English writer (born 1971)

Charlie Williams (born 1971) is an English writer.

==Early life and education==
Charlie Williams was born in 1971 in Worcester, England.

He attended Swansea University in Swansea, Wales.

==Books==
Five of Williams' novels comprise The Mangel Series, published between 2004 and 2013. The protagonist is nightclub doorman Royston Blake and the novels are set in the fictional town of Mangel, which is based loosely on Worcester itself. Deadfolk was published in 2004, Fags and Lager in 2005, King of the Road in 2006, One Dead Hen in 2011 and Made of Stone in 2013. Comic, rural noir in the style of writers such as Jim Thompson, they use a colloquial first-person narrative throughout, in dialect, with Royston Blake as narrator.
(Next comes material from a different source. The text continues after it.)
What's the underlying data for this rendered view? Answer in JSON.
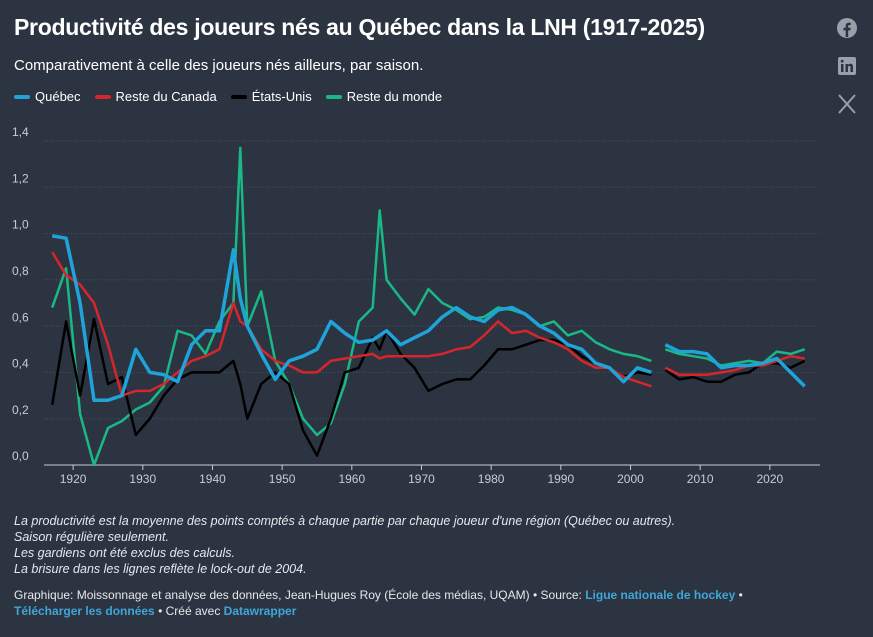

Thematically the novels explore dysfunctional masculinity and the decline and alienation of provincial Britain, and are littered with references to popular cultural icons of the seventies and eighties (Blake's, and Williams', formative period).

Previous to the success of the Mangel trilogy, Williams had attempted for some years to break into the horror genre.

Other notable works are the novel Stairway to Hell (2009), the novella Graven Image (2011), and the screenplay for the short film Ark.